喪服の少女
誰かが肩を叩く感触がした。綾希は慌てて振り返る。
「こんばんは。」
後ろには四つか五つくらいの小さな女の子が立っていた。女の子は黒いワンピースを着ている。この子が日野の家の子だろうか。女の子はつぶらな瞳で綾希を見つめている。人形のようなかわいらしい女の子だ。だが綾希は何故か一瞬怖くなった。暗くなってきたからなのか、その子が喪服のようなものを着ているからなのか綾希自身にも分からなかった。
「こんばんは。」
考え込む綾希に女の子はもう一度言った。聞こえていないと思ったのかもしれない。
「あ…こんばんは。」
綾希は動揺しながらも答える。ところで目の前の子が日野の子で間違いないのなら、ここにいていいのだろうか。
「ねえ、名前教えてくれる?」
子供は少し苦手な綾希だができるだけ優しい声で言うよう心がけた。
「名前?」
「うん。」
女の子は少し考えてから言った。
「日野桜。
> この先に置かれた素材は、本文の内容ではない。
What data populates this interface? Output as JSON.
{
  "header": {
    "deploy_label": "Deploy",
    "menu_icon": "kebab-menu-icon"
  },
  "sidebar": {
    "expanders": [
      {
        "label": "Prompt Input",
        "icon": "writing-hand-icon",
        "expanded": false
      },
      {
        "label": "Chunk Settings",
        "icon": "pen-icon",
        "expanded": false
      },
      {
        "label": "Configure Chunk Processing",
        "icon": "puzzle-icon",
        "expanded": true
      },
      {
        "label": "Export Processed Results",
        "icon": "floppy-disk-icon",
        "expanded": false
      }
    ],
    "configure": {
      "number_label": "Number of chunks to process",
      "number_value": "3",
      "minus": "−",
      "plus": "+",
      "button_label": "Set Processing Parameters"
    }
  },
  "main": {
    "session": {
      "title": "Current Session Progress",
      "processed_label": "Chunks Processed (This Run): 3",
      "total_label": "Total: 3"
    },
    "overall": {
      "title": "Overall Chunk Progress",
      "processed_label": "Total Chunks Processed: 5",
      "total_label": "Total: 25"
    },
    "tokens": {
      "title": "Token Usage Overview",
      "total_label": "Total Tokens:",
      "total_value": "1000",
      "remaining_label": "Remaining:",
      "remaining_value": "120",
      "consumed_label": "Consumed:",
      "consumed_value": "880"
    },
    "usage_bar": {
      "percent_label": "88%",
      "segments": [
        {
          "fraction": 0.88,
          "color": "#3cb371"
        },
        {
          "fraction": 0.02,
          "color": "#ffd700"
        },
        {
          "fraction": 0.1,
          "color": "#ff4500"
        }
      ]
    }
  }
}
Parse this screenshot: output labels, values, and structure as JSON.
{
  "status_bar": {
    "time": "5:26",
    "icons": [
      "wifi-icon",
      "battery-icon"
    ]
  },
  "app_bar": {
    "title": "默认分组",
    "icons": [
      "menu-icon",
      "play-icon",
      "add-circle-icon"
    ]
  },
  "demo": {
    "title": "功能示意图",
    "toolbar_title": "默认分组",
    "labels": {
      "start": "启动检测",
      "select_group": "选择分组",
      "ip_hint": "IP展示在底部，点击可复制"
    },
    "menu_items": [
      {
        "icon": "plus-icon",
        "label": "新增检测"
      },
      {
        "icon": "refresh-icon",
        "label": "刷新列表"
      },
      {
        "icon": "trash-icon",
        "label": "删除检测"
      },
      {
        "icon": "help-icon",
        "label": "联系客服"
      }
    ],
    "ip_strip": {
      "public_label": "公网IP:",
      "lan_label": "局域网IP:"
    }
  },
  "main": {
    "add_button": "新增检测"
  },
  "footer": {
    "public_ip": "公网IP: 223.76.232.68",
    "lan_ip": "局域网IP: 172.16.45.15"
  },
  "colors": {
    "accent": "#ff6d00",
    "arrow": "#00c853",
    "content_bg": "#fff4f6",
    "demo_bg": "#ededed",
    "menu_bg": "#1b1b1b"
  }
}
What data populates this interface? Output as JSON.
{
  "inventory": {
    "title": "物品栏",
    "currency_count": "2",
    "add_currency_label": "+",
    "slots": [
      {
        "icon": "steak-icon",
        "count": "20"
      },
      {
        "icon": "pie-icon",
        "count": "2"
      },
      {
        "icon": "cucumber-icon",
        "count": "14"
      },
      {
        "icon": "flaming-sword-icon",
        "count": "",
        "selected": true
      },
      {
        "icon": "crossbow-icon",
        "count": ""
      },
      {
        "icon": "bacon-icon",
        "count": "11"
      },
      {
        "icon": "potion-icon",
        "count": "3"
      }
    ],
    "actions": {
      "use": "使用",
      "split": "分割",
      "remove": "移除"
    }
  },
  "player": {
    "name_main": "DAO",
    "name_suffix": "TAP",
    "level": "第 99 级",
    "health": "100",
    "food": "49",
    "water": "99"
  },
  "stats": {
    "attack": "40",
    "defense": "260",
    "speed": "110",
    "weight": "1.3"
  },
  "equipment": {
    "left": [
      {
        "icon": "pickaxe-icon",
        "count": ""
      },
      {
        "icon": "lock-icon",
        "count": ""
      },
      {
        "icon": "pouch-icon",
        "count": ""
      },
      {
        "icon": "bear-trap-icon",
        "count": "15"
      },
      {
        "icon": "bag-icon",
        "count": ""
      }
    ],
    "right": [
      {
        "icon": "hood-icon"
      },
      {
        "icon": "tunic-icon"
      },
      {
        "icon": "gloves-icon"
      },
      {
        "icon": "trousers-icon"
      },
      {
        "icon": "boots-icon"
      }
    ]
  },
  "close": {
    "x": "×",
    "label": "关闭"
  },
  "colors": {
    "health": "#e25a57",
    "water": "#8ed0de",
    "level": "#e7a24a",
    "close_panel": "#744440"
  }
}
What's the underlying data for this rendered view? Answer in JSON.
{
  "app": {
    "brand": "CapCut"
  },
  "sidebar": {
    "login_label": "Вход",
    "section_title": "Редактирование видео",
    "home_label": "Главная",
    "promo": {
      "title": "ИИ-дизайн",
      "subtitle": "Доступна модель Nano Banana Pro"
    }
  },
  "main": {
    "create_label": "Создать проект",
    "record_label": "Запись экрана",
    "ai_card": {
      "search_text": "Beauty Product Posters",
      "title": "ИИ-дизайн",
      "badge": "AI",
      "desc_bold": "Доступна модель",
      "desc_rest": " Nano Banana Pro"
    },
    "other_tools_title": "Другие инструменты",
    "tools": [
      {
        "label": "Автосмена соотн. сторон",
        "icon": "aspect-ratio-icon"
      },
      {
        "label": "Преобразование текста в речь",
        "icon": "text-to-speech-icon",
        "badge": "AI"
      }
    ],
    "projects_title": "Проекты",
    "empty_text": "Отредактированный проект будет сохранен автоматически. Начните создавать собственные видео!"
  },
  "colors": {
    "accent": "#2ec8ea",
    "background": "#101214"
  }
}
」
やはり日野家の子だ。
「おねーちゃんは?」
「北沢あや。」
「ふうん。」
桜はきたざわ、きたざわと繰り返している。その表情はニコニコと楽しそうだった。
「桜、ちゃん。」
「なーに?」
「ここに居ていいの?」
桜は言った意味が分からなかったようでじっと綾希を見ていた。
「お通夜の途中じゃないの?」
だんだんとつのっていくイライラを抑えながら聞いていく。
「お通夜?」
「………」
一瞬、怒鳴ってしまいそうになった。何もわかっていないこともそうだが、間といい笑顔といい何か気に入らない。しかし相手は子供。綾希はぐっと堪えるしかなかった。
「勝手に外に出て、みんな心配するんじゃないの?」
「うーん…」
通じたのだろうか、分からないのか桜は首をかしげた。
「だってつまらないんだよ。ずーっと家の中でおじさんとかおばさんに挨拶したり。沢野のおばさん、いつも絵本読んでくれるのに今日は泣いてばっかりいるの。」
そりゃそうだと言ってやりたくなる。本当にこの子は父の死をわかっていないのだ。
「桜ちゃんいくつ?」
「四つだよー」
これくらいの年なら仕方ないことなのだろうか。自分はどうだったろう。
「お家に来た人がね、みんな桜を見てカワイソウって言うの。泣いてた人もいる。桜、カワイソウなの?」
綾希は何と答えていいか分からなかった。言葉を必死で考えていると急に桜の笑顔がなくなった。
「パパが帰って来ないの。」
「え…?」
お家にいろんな人が来たけどパパが全然帰って来ないの。沢野のおばさんに聞いても何も言ってくれなかったの。」
おそらく泣いて何も言えなかったのだろう。
「それでね、お外でパパ待ってようと思ったの。パパきっとお仕事が忙しいんだよ。」
パパはかいしゃいん、なの。と桜が言った。
「そいでお外に出たらね、綾希お姉ちゃんがいたの。」
えへへ、と笑って桜が綾希の隣に座る。
「パパまだかなー」
高く幼い声がすっかり暗くなった夜空に響いている。